Dynamic Resource Allocation (DRA) Support for NIM#

About Dynamic Resource Allocation (DRA)#

DRA is a built-in Kubernetes feature that simplifies GPU allocation for NIMService, NIMPipelines, and NIMBuild. It replaces traditional device plugins with a more flexible and unified approach. It enables users to define GPU classes, request GPUs based on those classes, and filter them according to specific workload and business requirements. This extensibility makes DRA a powerful tool for managing GPU resources efficiently across diverse NIM use cases.

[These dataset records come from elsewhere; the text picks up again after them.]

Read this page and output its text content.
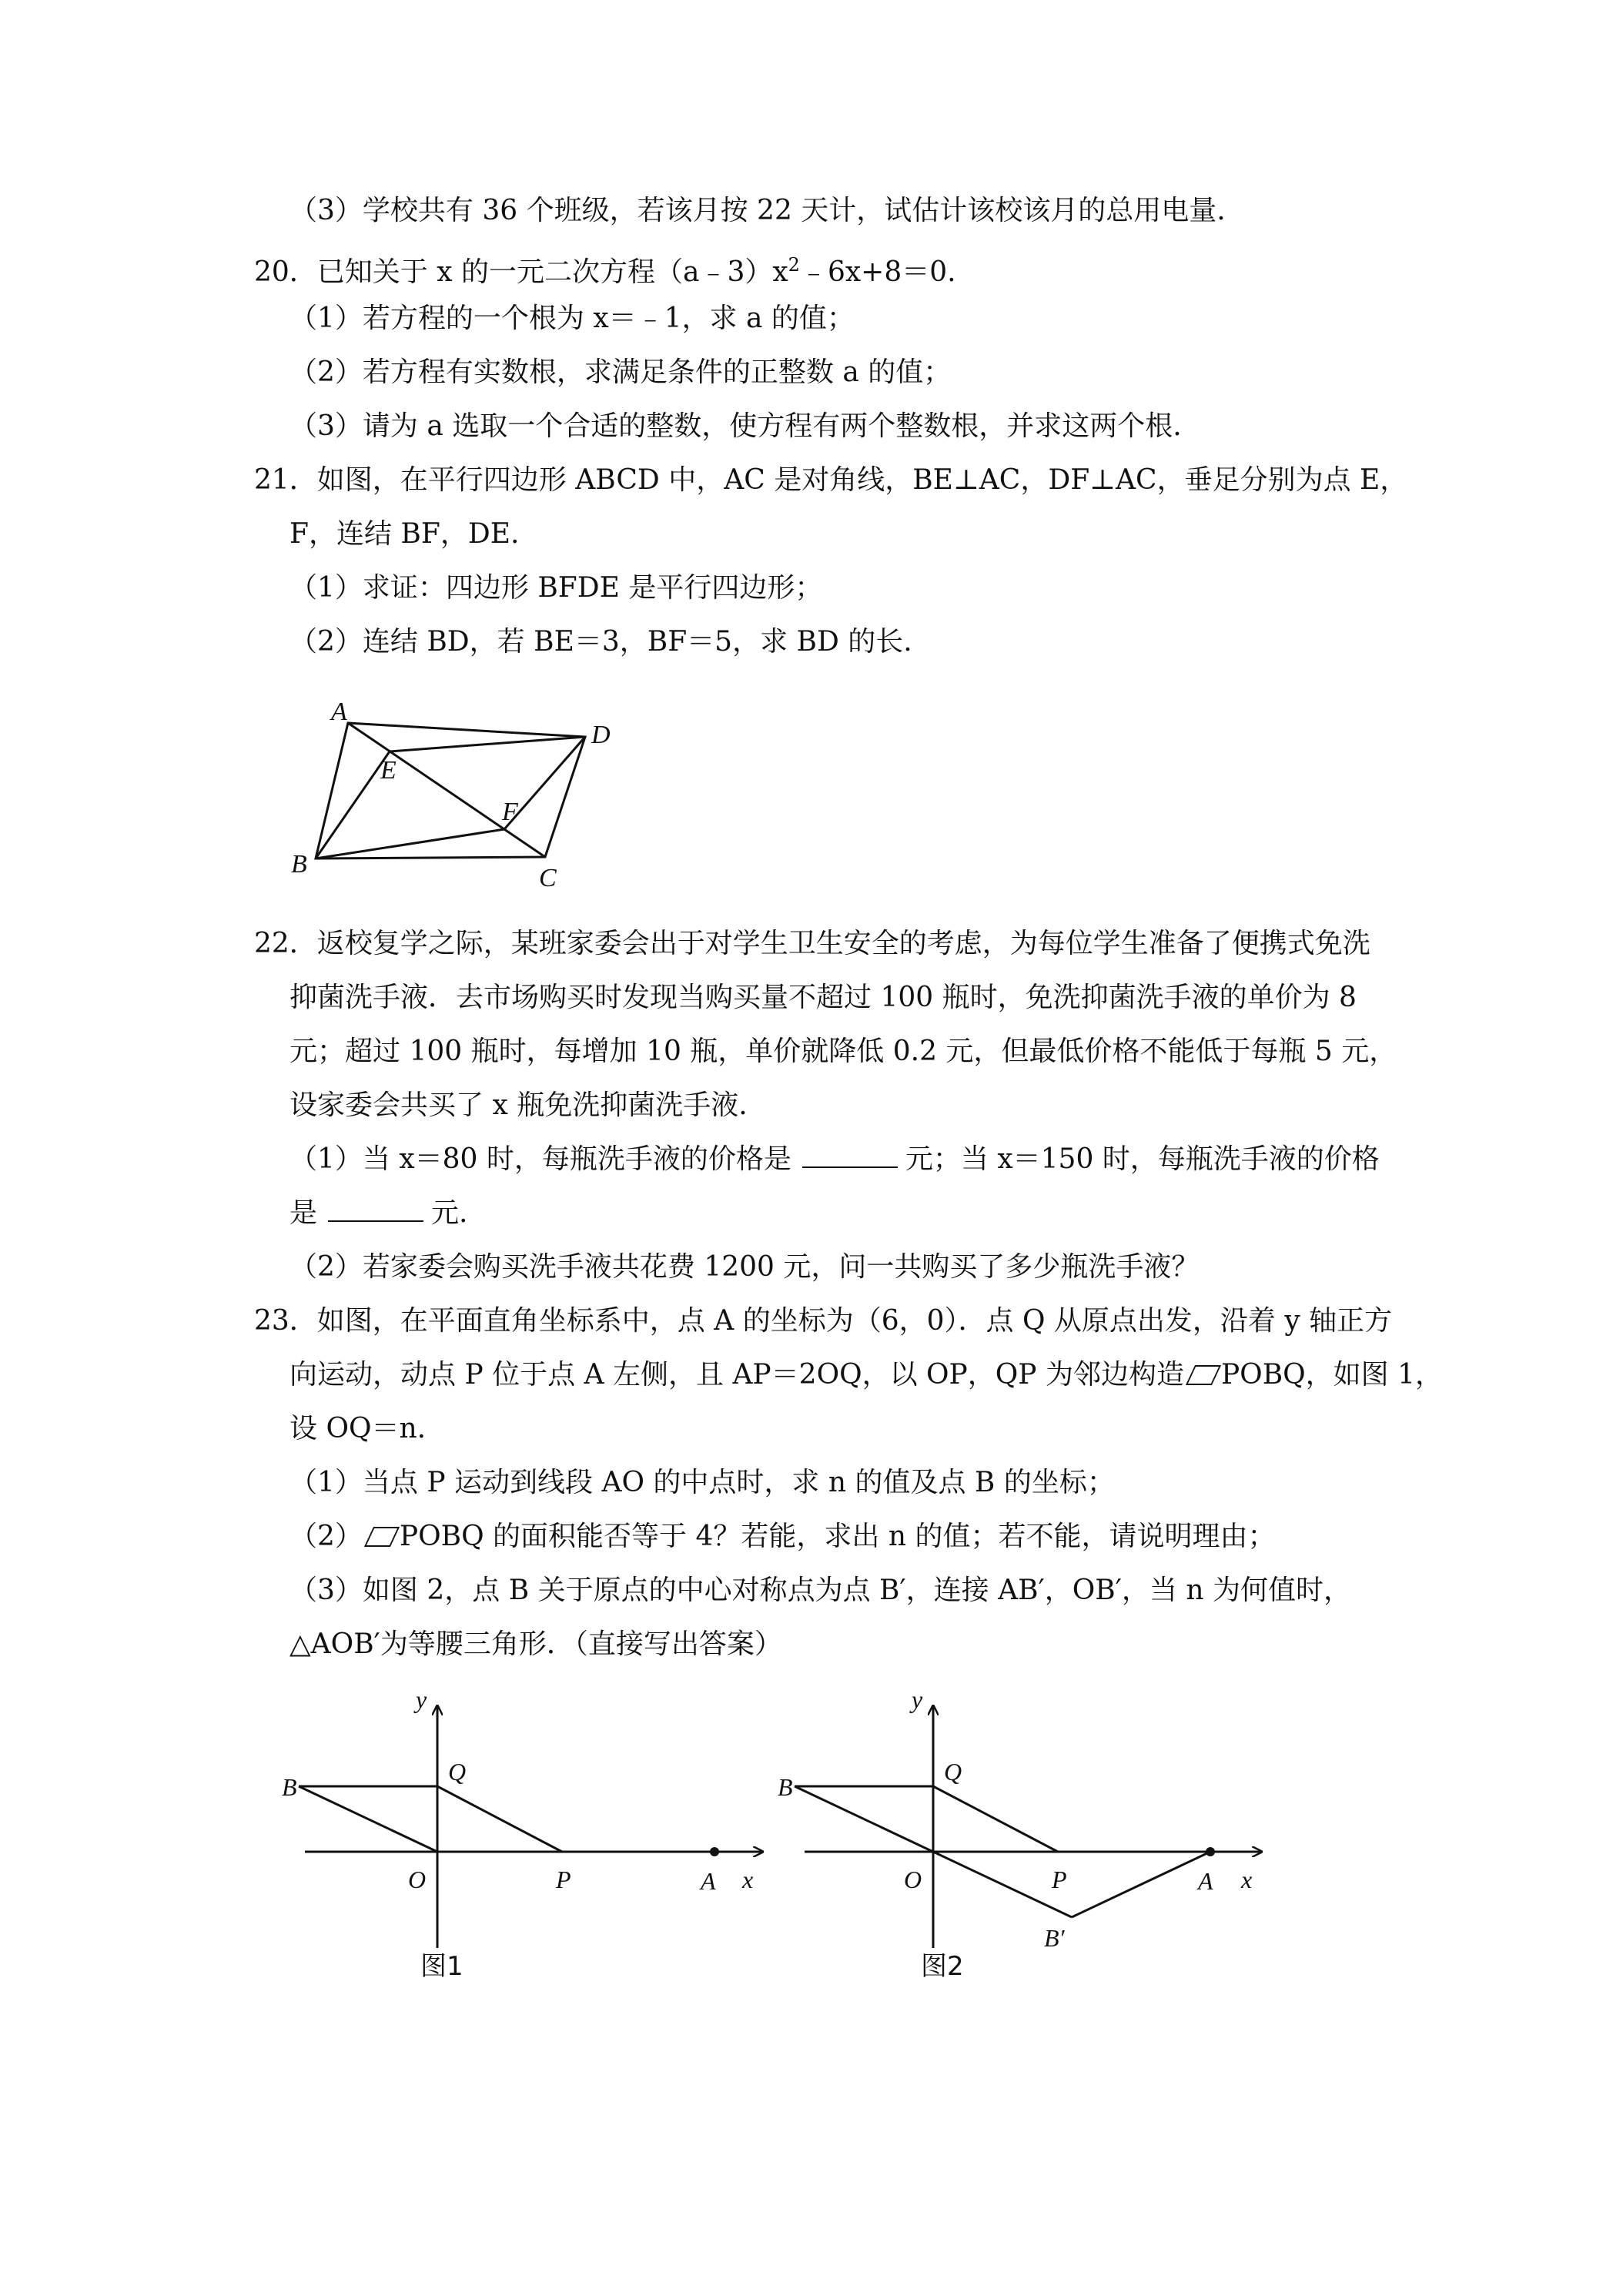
（3）学校共有 36 个班级，若该月按 22 天计，试估计该校该月的总用电量.
20．已知关于 x 的一元二次方程$(a﹣3)x^2﹣6x+8=0$.
（1）若方程的一个根为 x＝﹣1，求 a 的值；
（2）若方程有实数根，求满足条件的正整数 a 的值；
（3）请为 a 选取一个合适的整数，使方程有两个整数根，并求这两个根.
21．如图，在平行四边形 ABCD 中，AC 是对角线，BE⊥AC，DF⊥AC，垂足分别为点 E，
F，连结 BF，DE.
（1）求证：四边形 BFDE 是平行四边形；
（2）连结 BD，若 BE＝3，BF＝5，求 BD 的长.
A
D
E
F
B	C
22．返校复学之际，某班家委会出于对学生卫生安全的考虑，为每位学生准备了便携式免洗
抑菌洗手液．去市场购买时发现当购买量不超过 100 瓶时，免洗抑菌洗手液的单价为 8
元；超过 100 瓶时，每增加 10 瓶，单价就降低 0.2 元，但最低价格不能低于每瓶 5 元，
设家委会共买了 x 瓶免洗抑菌洗手液.
（1）当 x＝80 时，每瓶洗手液的价格是	元；当 x＝150 时，每瓶洗手液的价格
是	元.
（2）若家委会购买洗手液共花费 1200 元，问一共购买了多少瓶洗手液？
23．如图，在平面直角坐标系中，点 A 的坐标为（6，0）．点 Q 从原点出发，沿着 y 轴正方
向运动，动点 P 位于点 A 左侧，且 AP＝2OQ，以 OP，QP 为邻边构造 POBQ，如图 1，
设 OQ＝n.
（1）当点 P 运动到线段 AO 的中点时，求 n 的值及点 B 的坐标；
（2） POBQ 的面积能否等于 4？若能，求出 n 的值；若不能，请说明理由；
（3）如图 2，点 B 关于原点的中心对称点为点 B′，连接 AB′，OB′，当 n 为何值时，
△AOB′为等腰三角形．（直接写出答案）
y
B
Q
O	P	A x
图1
y
B
Q
O	P	A x
B′
图2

NIM Operator fully supports the NVIDIA GPU DRA driver and enables you to dynamically allocate GPU resources using a ResourceClaim or ResourceClaimTemplate.

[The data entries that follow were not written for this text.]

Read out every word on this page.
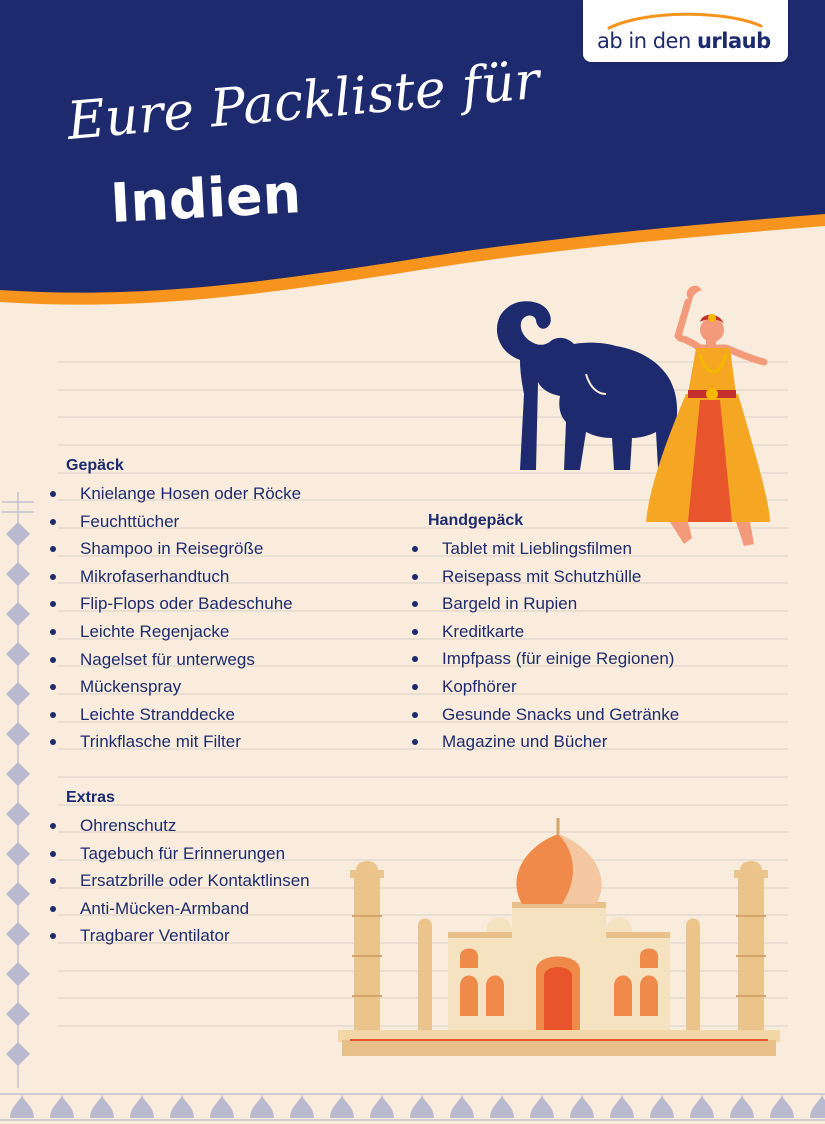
ab in den urlaub
Eure Packliste für
Indien
Gepäck
Knielange Hosen oder Röcke
Feuchttücher
Shampoo in Reisegröße
Mikrofaserhandtuch
Flip-Flops oder Badeschuhe
Leichte Regenjacke
Nagelset für unterwegs
Mückenspray
Leichte Stranddecke
Trinkflasche mit Filter
Handgepäck
Tablet mit Lieblingsfilmen
Reisepass mit Schutzhülle
Bargeld in Rupien
Kreditkarte
Impfpass (für einige Regionen)
Kopfhörer
Gesunde Snacks und Getränke
Magazine und Bücher
Extras
Ohrenschutz
Tagebuch für Erinnerungen
Ersatzbrille oder Kontaktlinsen
Anti-Mücken-Armband
Tragbarer Ventilator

NIM Operator supports DRA resource claims for two types of GPU usage:

  • Full GPU

  • Multi-Instance GPU (MIG)

Additionally, the supported GPU sharing strategies are:

  • Time-slicing

Note

DRA support for NIM is currently a Technology Preview feature on NIM Operator, which means it is not fully supported and is not suitable for deployment in production.

Example Procedure#

Summary#

To use Dynamic Resource Allocation for a NIM, follow these steps:

  1. Complete the prerequisites.

  2. Decide on GPU Usage: Full GPU or MIG.

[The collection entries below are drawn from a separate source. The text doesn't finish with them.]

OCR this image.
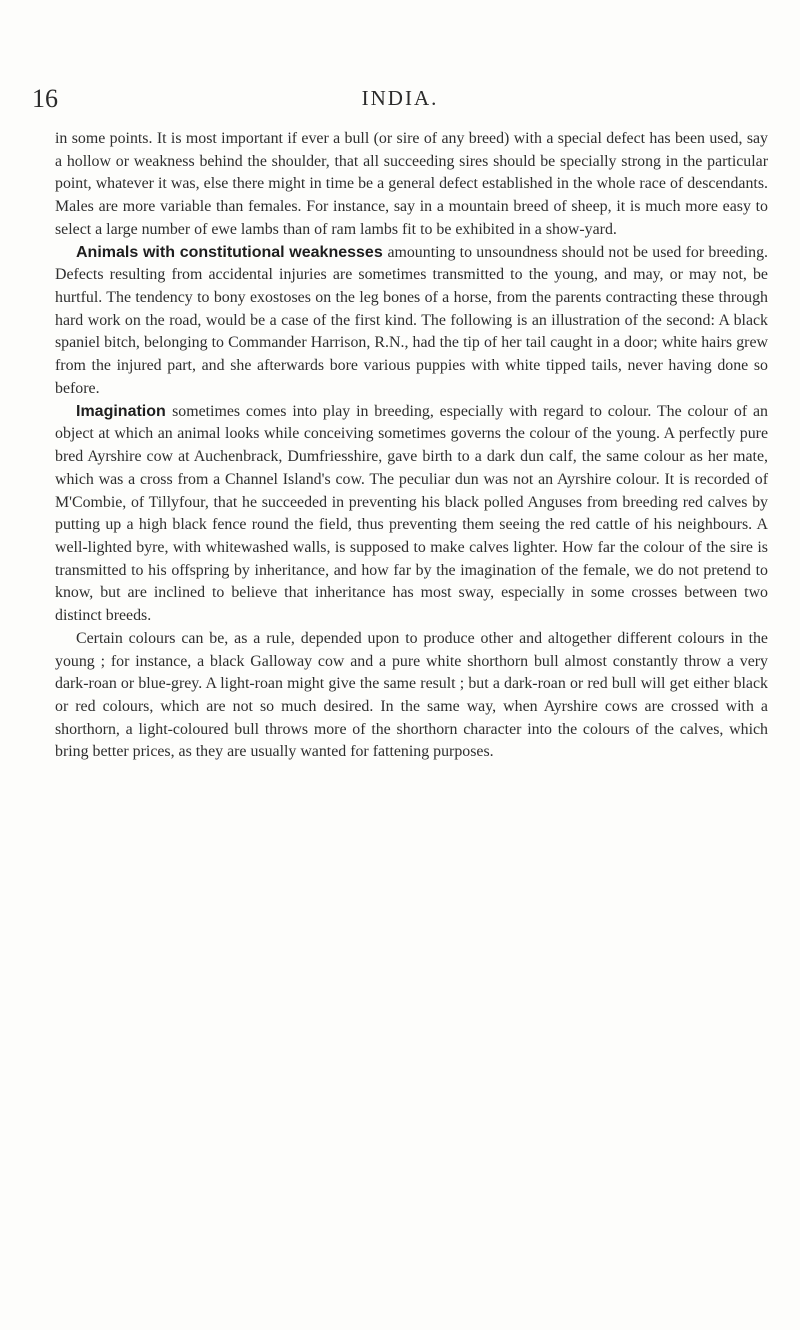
16	INDIA.

in some points. It is most important if ever a bull (or sire of any breed) with a special defect has been used, say a hollow or weakness behind the shoulder, that all succeeding sires should be specially strong in the particular point, whatever it was, else there might in time be a general defect established in the whole race of descendants. Males are more variable than females. For instance, say in a mountain breed of sheep, it is much more easy to select a large number of ewe lambs than of ram lambs fit to be exhibited in a show-yard.

Animals with constitutional weaknesses amounting to unsoundness should not be used for breeding. Defects resulting from accidental injuries are sometimes transmitted to the young, and may, or may not, be hurtful. The tendency to bony exostoses on the leg bones of a horse, from the parents contracting these through hard work on the road, would be a case of the first kind. The following is an illustration of the second: A black spaniel bitch, belonging to Commander Harrison, R.N., had the tip of her tail caught in a door; white hairs grew from the injured part, and she afterwards bore various puppies with white tipped tails, never having done so before.

Imagination sometimes comes into play in breeding, especially with regard to colour. The colour of an object at which an animal looks while conceiving sometimes governs the colour of the young. A perfectly pure bred Ayrshire cow at Auchenbrack, Dumfriesshire, gave birth to a dark dun calf, the same colour as her mate, which was a cross from a Channel Island's cow. The peculiar dun was not an Ayrshire colour. It is recorded of M'Combie, of Tillyfour, that he succeeded in preventing his black polled Anguses from breeding red calves by putting up a high black fence round the field, thus preventing them seeing the red cattle of his neighbours. A well-lighted byre, with whitewashed walls, is supposed to make calves lighter. How far the colour of the sire is transmitted to his offspring by inheritance, and how far by the imagination of the female, we do not pretend to know, but are inclined to believe that inheritance has most sway, especially in some crosses between two distinct breeds.

Certain colours can be, as a rule, depended upon to produce other and altogether different colours in the young ; for instance, a black Galloway cow and a pure white shorthorn bull almost constantly throw a very dark-roan or blue-grey. A light-roan might give the same result ; but a dark-roan or red bull will get either black or red colours, which are not so much desired. In the same way, when Ayrshire cows are crossed with a shorthorn, a light-coloured bull throws more of the shorthorn character into the colours of the calves, which bring better prices, as they are usually wanted for fattening purposes.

  3. Create a NIM Cache custom resource.

  4. Configure NIM Service to use the DRA resource with one of the following options:

    1. Auto-generate ResourceClaimTemplate

    2. Use pre-created ResourceClaim or ResourceClaimTemplate

  5. Display DRA resource statuses.

Note

The NIM Cache, ResourceClaim or ResourceClaimTemplate, and NIM Service must all be in the same Kubernetes namespace. The following examples use nim-service as the namespace.

1. Complete the Prerequisites#

  • Ensure you are using Kubernetes cluster version 1.33 or later.

  • For Kubernetes version 1.33.x, enable support for Dynamic Resource Allocation (DRA).

    • The DynamicResourceAllocation feature gate must be enabled on the following components in the Kubernetes cluster:

      • kube-apiserver

      • kube-controller-manager

      • kube-scheduler

      • kubelet

    • Enable the following additional API groups:

      • resource.k8s.io/v1beta1

      • resource.k8s.io/v1beta2

      For more information, refer to Enabling or disabling API groups.

    • Enable the Container Device Interface (CDI) and set it as the default runtime.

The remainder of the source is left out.